Esteban si alzò in piedi e le teste la mano, lei allungò il braccio sinistro e si lasciò aiutare.
«I quindici minuti sono scaduti, devo dire a Luc di ripristinare le linee elettriche e le connessioni internet», la informò prima di telefonare al vampiro biondo per dargli l'ok.
«Fiat lux», disse lei, appena i vicoli lastricati tornarono a illuminarsi.
Per non correre il rischio di essere notati, presero viuzze buie e poco frequentate allungando il percorso fino alle moto.
«Grazie». Quella parola pronunciata a bassa voce da Esteban spezzò il silenzio. «Hai rischiato grosso pur di salvare una guardia, te ne sono grato».
«Come fai a sapere che...?». Xenja si interruppe. Conosceva la sua abilità nel ricostruire le dinamiche. «Non importa».
Camminarono l'uno accanto all'altra, in silenzio, tra i palazzi.
«Ce la fai a guidare?» le domandò appena arrivarono alle moto.
«Sì». Non sarebbe salita dietro di lui neppure se l'avessero aperta in due, figurarsi per una ferita al braccio. «Va' pure avanti, alla dimora i soldati hanno bisogno del loro Comandante».
Esteban puntò gli occhi nei suoi. «Sei ferita», si limitò a dire, come se quella fosse una spiegazione al perché non voleva lasciarla da sola.
«Non sono una ragazzina, ce la faccio benissimo a guidare, sarò solo un po' più lenta, tutto qui».
Lui annuì. «Appena arriverai un medico ti visiterà ». Con quelle parole si congedò, voltandole le spalle.
Xenja aspettò che si allontanasse prima di guardare il braccio ferito. Doveva sbrigarsi, il sangue aveva ormai inzuppato anche la fasciatura di fortuna. Il dolore si stava trasformandosi in qualcos'altro, una forma di indolenzimento all'arto superiore. Il suo corpo avrebbe superato anche questo, ne era certa. Erano i graffi dell'anima a dover essere temuti, non quelli della carne. I tessuti guarivano più o meno con facilità e al massimo restava una cicatrice ben visibile, il cuore invece poteva rimanere lacerato per anni, persino decenni, con ferite aperte che non volevano rimarginarsi. Nei periodi migliori sembrava che cominciassero a cicatrizzarsi, piccoli passi nel lungo cammino verso la guarigione, ma poi bastava una sciocchezza, un semplice ricordo e le ferite tornavano a sanguinare.

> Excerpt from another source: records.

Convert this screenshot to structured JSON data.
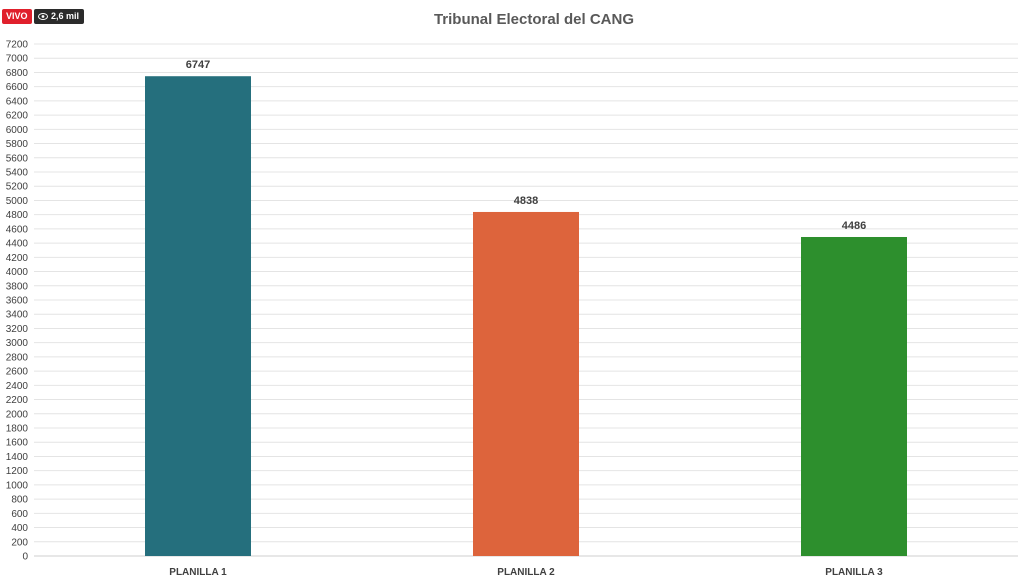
{
  "overlay": {
    "live_label": "VIVO",
    "viewers_label": "2,6 mil"
  },
  "chart_data": {
    "type": "bar",
    "title": "Tribunal Electoral del CANG",
    "xlabel": "",
    "ylabel": "",
    "categories": [
      "PLANILLA 1",
      "PLANILLA 2",
      "PLANILLA 3"
    ],
    "values": [
      6747,
      4838,
      4486
    ],
    "colors": [
      "#256f7d",
      "#dd643c",
      "#2d8f2d"
    ],
    "ylim": [
      0,
      7200
    ],
    "ytick_step": 200,
    "grid": true,
    "legend": "none"
  }
}
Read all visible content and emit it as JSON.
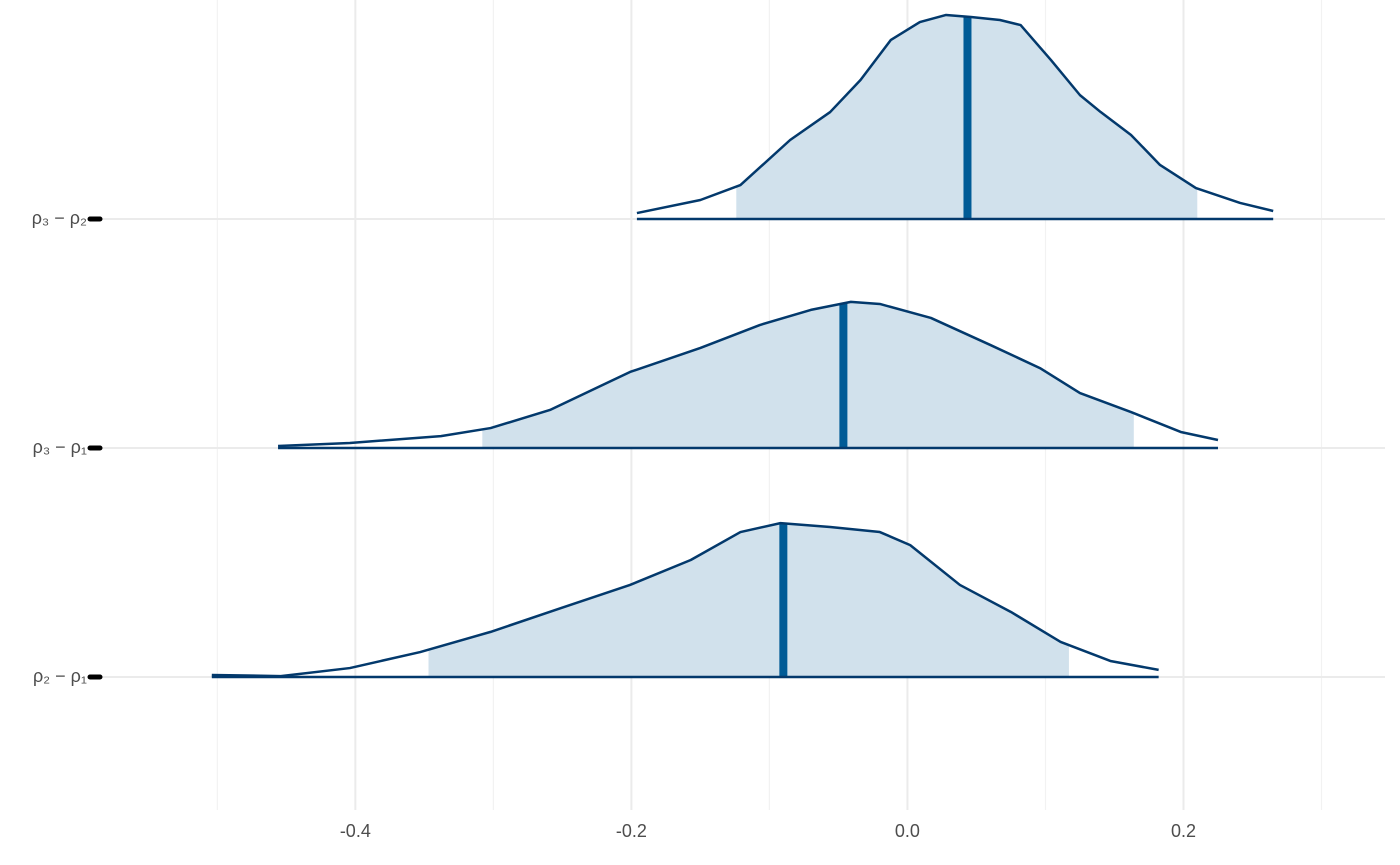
{
  "chart_data": {
    "type": "ridgeline",
    "categories": [
      "ρ₃ − ρ₂",
      "ρ₃ − ρ₁",
      "ρ₂ − ρ₁"
    ],
    "series": [
      {
        "x": [
          -0.196,
          -0.15,
          -0.121,
          -0.085,
          -0.056,
          -0.034,
          -0.012,
          0.009,
          0.028,
          0.046,
          0.067,
          0.082,
          0.104,
          0.125,
          0.14,
          0.162,
          0.183,
          0.209,
          0.241,
          0.265
        ],
        "density": [
          0.026,
          0.083,
          0.148,
          0.345,
          0.467,
          0.607,
          0.782,
          0.86,
          0.891,
          0.882,
          0.869,
          0.847,
          0.694,
          0.541,
          0.467,
          0.367,
          0.236,
          0.135,
          0.07,
          0.035
        ],
        "interval": [
          -0.124,
          0.21
        ],
        "median": 0.0435
      },
      {
        "x": [
          -0.456,
          -0.404,
          -0.338,
          -0.302,
          -0.259,
          -0.201,
          -0.15,
          -0.107,
          -0.07,
          -0.041,
          -0.02,
          0.017,
          0.06,
          0.096,
          0.125,
          0.162,
          0.198,
          0.225
        ],
        "density": [
          0.009,
          0.022,
          0.052,
          0.087,
          0.166,
          0.332,
          0.437,
          0.537,
          0.603,
          0.638,
          0.629,
          0.568,
          0.45,
          0.349,
          0.24,
          0.157,
          0.07,
          0.035
        ],
        "interval": [
          -0.308,
          0.164
        ],
        "median": -0.0464
      },
      {
        "x": [
          -0.504,
          -0.454,
          -0.404,
          -0.353,
          -0.302,
          -0.251,
          -0.201,
          -0.157,
          -0.121,
          -0.092,
          -0.056,
          -0.02,
          0.002,
          0.038,
          0.075,
          0.111,
          0.147,
          0.182
        ],
        "density": [
          0.009,
          0.004,
          0.039,
          0.109,
          0.197,
          0.301,
          0.402,
          0.511,
          0.633,
          0.672,
          0.655,
          0.633,
          0.576,
          0.402,
          0.284,
          0.153,
          0.07,
          0.031
        ],
        "interval": [
          -0.347,
          0.117
        ],
        "median": -0.0899
      }
    ],
    "xlim": [
      -0.585,
      0.346
    ],
    "xticks": [
      -0.4,
      -0.2,
      {
        "value": 0,
        "label": "0.0"
      },
      0.2
    ],
    "minor_xticks": [
      -0.5,
      -0.3,
      -0.1,
      0.1,
      0.3
    ],
    "grid": true,
    "fill_color": "#d1e1ec",
    "line_color": "#03396c",
    "median_color": "#005b96"
  }
}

La vampira si lasciò trasportare dalla moto, cercando di inspirare il vento e la notte. Non aveva alcuna voglia di addentrarsi nelle pieghe del suo subconscio, non voleva guardare ancora una volta da vicino la membrana trasparente di dolore e ricordi in cui era finita. Tanto valeva andare dritta nella direzione del suo inferno personale, quello dal volto severo e gli occhi neri di lava che molto tempo prima le aveva azzerato l'esistenza, togliendole persino la forza e la voglia di guardarsi in uno specchio.